食品に関する表示義務が厳しくなる以前は、いわゆる白身魚としてスーパーなどでも売られていたので、その名を知らなくても気づかないうちに口にしていたという人が多いのです。魚自体には罪も問題もありませんが、自分の口にする(した)ものがどのような経緯をたどって食卓まで運ばれたのか、その裏にはどんな悲劇が起きているのか、無視できないという人は多いはず。そんな人にとっては、考えるヒントをくれる格好の教材とも呼べる映画です。

より経済的な企業スキャンダルに興味があるなら、『エンロン 巨大企業はいかにして崩壊したのか?』がおすすめ。日本でも企業が抱える問題が毎日のように噴出しているわけですが、ニュースを見るたびに「経営者って強欲なの?」「企業のモラルって?」と頭を抱えている方には、いろいろな発見を促してくれるのではないでしょうか。

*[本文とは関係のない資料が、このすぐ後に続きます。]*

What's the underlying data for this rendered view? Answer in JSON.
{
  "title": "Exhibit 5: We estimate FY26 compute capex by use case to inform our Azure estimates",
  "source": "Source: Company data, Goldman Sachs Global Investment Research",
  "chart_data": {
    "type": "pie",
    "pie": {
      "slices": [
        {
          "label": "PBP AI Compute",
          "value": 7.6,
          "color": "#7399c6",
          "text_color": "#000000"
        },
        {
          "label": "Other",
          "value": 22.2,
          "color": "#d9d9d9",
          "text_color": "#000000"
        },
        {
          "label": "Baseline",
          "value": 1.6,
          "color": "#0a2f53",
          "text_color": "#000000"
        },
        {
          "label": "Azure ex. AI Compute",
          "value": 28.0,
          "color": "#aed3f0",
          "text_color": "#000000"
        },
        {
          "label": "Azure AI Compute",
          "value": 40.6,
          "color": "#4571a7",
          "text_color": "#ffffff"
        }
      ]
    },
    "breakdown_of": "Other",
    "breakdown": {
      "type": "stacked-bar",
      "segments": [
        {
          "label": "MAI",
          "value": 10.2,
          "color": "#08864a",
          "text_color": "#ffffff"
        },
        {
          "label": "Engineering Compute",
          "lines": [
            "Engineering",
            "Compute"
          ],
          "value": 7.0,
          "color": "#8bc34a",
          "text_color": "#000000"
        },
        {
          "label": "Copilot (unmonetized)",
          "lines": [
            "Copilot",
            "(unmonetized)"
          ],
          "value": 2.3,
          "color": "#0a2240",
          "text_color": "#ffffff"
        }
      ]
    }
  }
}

こんな風に、興味のある題材をみつけては月に1回程度、劇場に楽しく学習しに出かけてみてはいかがでしょう。これができるのも、ドキュメンタリー豊作というありがたい時代だからこそですよ。

初夏には、あのオリヴァー・ストーンとキューバのフィデル・カストロの対話を記録したユニークな作品『コマンダンテ』も登場。「アメリカが上映を拒絶した問題作」というキャッチがつけられたこのドキュメンタリー。個人的にも楽しみにしていますので、くわしくはまた後日!